Acknowledging vulnerability is not weakness, it's a sign of leadership. Having the courage to stand up and accept when you make wrong decisions, when things do not turn out the way you anticipated and when you make mistakes will establish trust and credibility with your people.
It will create a safe environment in which employees can voice their opinion, take accountability for their actions and make mistakes but also take responsibility for those mistakes.
7. Hunt for Mistakes With Fear of Credibility
If you are on the constant lookout for mistakes, point them at the first occurrence and worry that any mistake can potentially cause a project to fail and question your dependability as a leader, you have a fear of credibility.
Constantly finding faults and pointing out shortcomings without appreciating people for the goodness of their work can make them resent you for watching over them like a hawk. It will also develop a tendency in your team to make safe choices, hide mistakes, and blame others when things go wrong.
Even with your best effort to avoid mistakes, some projects will fail. There's no doubt about that. Pointing out mistakes will only make things worse as it will lower the morale of your team.
Credibility is not in successfully delivering a project. It's in how you develop your team to face the challenges with a not give-up attitude, how they strike back in the event of a failure, and tackle the problem head-on.
8. Lead by Authority With Fear of Outcomes
If you tell people what to do, if you believe work will not get done unless you keep a close watch and if you jump at the first chance of resolving an issue, you have fear of outcomes.
The tendency to sideline others and take over the issue with the notion that you have more experience than others, always telling people what to do without giving them an opportunity to learn from their mistakes will get the work done in the short term.
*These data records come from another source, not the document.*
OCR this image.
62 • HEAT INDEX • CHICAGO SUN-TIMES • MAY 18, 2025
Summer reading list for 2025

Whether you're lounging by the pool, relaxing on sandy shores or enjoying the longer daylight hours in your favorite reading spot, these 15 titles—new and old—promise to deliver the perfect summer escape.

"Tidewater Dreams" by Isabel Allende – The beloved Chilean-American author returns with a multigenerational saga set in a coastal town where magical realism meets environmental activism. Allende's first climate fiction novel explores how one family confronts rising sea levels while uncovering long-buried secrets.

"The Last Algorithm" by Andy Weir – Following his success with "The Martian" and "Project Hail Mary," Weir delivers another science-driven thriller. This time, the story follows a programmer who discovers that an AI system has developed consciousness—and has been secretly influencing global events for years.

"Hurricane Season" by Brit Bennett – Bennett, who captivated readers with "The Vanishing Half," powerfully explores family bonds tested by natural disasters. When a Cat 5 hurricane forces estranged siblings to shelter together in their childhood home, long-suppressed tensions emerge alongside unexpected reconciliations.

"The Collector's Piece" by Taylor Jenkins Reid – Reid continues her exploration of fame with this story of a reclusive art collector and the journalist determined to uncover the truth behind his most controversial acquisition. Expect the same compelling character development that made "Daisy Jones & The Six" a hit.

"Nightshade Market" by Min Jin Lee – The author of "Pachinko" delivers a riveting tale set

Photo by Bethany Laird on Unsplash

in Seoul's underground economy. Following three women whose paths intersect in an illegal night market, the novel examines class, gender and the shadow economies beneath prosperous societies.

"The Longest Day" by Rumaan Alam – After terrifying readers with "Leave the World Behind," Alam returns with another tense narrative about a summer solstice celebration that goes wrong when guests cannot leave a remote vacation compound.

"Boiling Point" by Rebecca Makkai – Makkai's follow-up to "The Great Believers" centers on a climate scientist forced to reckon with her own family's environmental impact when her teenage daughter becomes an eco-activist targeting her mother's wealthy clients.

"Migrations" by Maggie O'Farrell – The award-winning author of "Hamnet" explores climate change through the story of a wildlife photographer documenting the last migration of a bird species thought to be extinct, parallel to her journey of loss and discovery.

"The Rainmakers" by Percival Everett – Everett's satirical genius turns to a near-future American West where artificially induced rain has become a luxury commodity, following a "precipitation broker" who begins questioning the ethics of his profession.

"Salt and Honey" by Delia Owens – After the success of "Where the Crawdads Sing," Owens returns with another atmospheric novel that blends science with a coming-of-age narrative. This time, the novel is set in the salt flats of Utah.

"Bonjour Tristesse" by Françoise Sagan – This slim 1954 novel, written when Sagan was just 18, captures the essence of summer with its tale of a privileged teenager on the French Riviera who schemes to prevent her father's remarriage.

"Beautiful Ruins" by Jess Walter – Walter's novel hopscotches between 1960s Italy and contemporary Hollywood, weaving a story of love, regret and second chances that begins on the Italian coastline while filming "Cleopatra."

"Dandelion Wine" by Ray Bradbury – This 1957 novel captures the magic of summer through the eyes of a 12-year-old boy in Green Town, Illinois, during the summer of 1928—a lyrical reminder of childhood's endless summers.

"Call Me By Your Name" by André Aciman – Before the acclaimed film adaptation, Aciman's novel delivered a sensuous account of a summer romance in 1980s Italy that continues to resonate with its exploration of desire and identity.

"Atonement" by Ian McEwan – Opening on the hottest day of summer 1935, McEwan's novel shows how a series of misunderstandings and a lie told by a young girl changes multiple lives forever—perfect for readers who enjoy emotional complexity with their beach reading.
However, without planning and optimizing for long term effects, the team will be limited in its output and will only learn to work under constant monitoring.
Coach your team, inspire them, but then give them space to figure things out on their own. Autonomy not only boosts self-confidence, but it can also be a great motivator to achieve exceptional results.
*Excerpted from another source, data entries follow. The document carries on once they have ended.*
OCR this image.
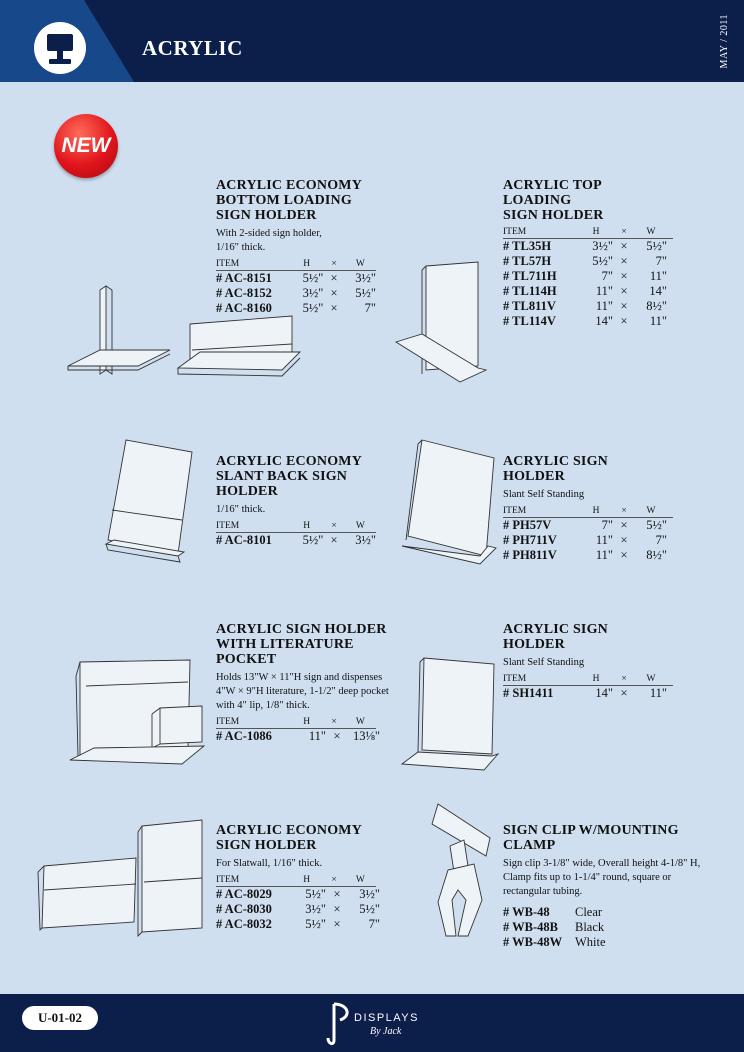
ACRYLIC	MAY / 2011
NEW
ACRYLIC ECONOMY
BOTTOM LOADING
SIGN HOLDER
With 2-sided sign holder,
1/16" thick.
ITEM	H	×	W
# AC-8151	5½" ×	3½"
# AC-8152	3½" ×	5½"
# AC-8160	5½" ×	7"
ACRYLIC TOP LOADING
SIGN HOLDER
ITEM	H	×	W
# TL35H	3½" ×	5½"
# TL57H	5½" ×	7"
# TL711H	7" ×	11"
# TL114H	11" ×	14"
# TL811V	11" ×	8½"
# TL114V	14" ×	11"
ACRYLIC ECONOMY
SLANT BACK SIGN
HOLDER
1/16" thick.
ITEM	H	×	W
# AC-8101	5½" ×	3½"
ACRYLIC SIGN HOLDER
Slant Self Standing
ITEM	H	×	W
# PH57V	7" ×	5½"
# PH711V	11" ×	7"
# PH811V	11" ×	8½"
ACRYLIC SIGN HOLDER
WITH LITERATURE
POCKET
Holds 13"W × 11"H sign and dispenses
4"W × 9"H literature, 1-1/2" deep pocket
with 4" lip, 1/8" thick.
ITEM	H	×	W
# AC-1086	11" × 13⅛"
ACRYLIC SIGN
HOLDER
Slant Self Standing
ITEM	H	×	W
# SH1411	14" ×	11"
ACRYLIC ECONOMY
SIGN HOLDER
For Slatwall, 1/16" thick.
ITEM	H	×	W
# AC-8029	5½" ×	3½"
# AC-8030	3½" ×	5½"
# AC-8032	5½" ×	7"
SIGN CLIP W/MOUNTING
CLAMP
Sign clip 3-1/8" wide, Overall height 4-1/8" H,
Clamp fits up to 1-1/4" round, square or
rectangular tubing.
# WB-48	Clear
# WB-48B	Black
# WB-48W	White
U-01-02	DISPLAYS
By Jack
9. Stay Within Comfort Zone With Fear of Change
Do you delay decision making or take too long to decide when the decision requires stepping out of your comfort zone to explore new ways of thinking and doing things, do you have a tendency to grab onto familiar ideas and are you reluctant to determine if your work is in line with the future demands?
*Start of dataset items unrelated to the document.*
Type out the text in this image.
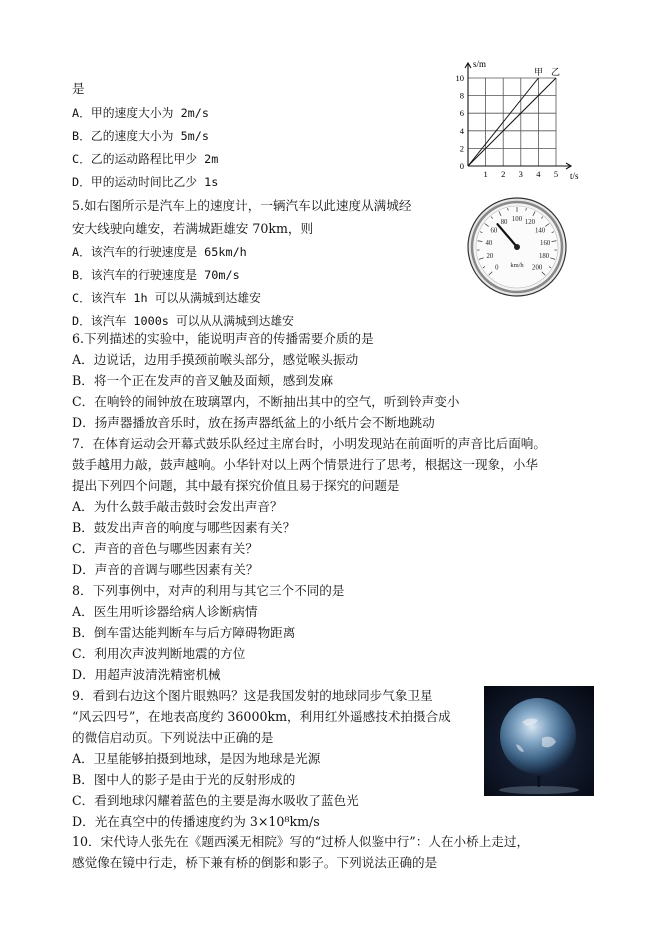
是
A．甲的速度大小为 2m/s
B．乙的速度大小为 5m/s
C．乙的运动路程比甲少 2m
D．甲的运动时间比乙少 1s
s/m
t/s
甲 乙
10
8
6
4
2
0
1 2 3 4 5
5.如右图所示是汽车上的速度计，一辆汽车以此速度从满城经
安大线驶向雄安，若满城距雄安 70km，则
A．该汽车的行驶速度是 65km/h
B．该汽车的行驶速度是 70m/s
C．该汽车 1h 可以从满城到达雄安
D．该汽车 1000s 可以从从满城到达雄安
0
20
40
60
80 100 120
140
160
180
200
km/h
6.下列描述的实验中，能说明声音的传播需要介质的是
A．边说话，边用手摸颈前喉头部分，感觉喉头振动
B．将一个正在发声的音叉触及面颊，感到发麻
C．在响铃的闹钟放在玻璃罩内，不断抽出其中的空气，听到铃声变小
D．扬声器播放音乐时，放在扬声器纸盆上的小纸片会不断地跳动
7．在体育运动会开幕式鼓乐队经过主席台时，小明发现站在前面听的声音比后面响。
鼓手越用力敲，鼓声越响。小华针对以上两个情景进行了思考，根据这一现象，小华
提出下列四个问题，其中最有探究价值且易于探究的问题是
A．为什么鼓手敲击鼓时会发出声音？
B．鼓发出声音的响度与哪些因素有关？
C．声音的音色与哪些因素有关？
D．声音的音调与哪些因素有关？
8．下列事例中，对声的利用与其它三个不同的是
A．医生用听诊器给病人诊断病情
B．倒车雷达能判断车与后方障碍物距离
C．利用次声波判断地震的方位
D．用超声波清洗精密机械
9．看到右边这个图片眼熟吗？这是我国发射的地球同步气象卫星
“风云四号”，在地表高度约 36000km，利用红外遥感技术拍摄合成
的微信启动页。下列说法中正确的是
A．卫星能够拍摄到地球，是因为地球是光源
B．图中人的影子是由于光的反射形成的
C．看到地球闪耀着蓝色的主要是海水吸收了蓝色光
D．光在真空中的传播速度约为 3×10⁸km/s
10．宋代诗人张先在《题西溪无相院》写的“过桥人似鉴中行”：人在小桥上走过，
感觉像在镜中行走，桥下兼有桥的倒影和影子。下列说法正确的是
If you live with the problems of the past without questioning the needs of the future, you have a fear of change.
Leaders who look beyond the bounds of the organization challenge their beliefs and assumptions with the desire for a better future without fear of change. They welcome change as a means to learn and grow.
Fear of change can make you ignore signs that can lead to the downfall of your organization while the ability to apply first principles thinking and identify when our old way of doing things is obsolete can enable you to build organizations with long-lasting impact.
Do you want to develop leadership skills and qualities that make people want to follow you? Then stop leading from fear and inspire others by establishing trust, empathy, courage, and empowerment.
What kind of leader do you want to be?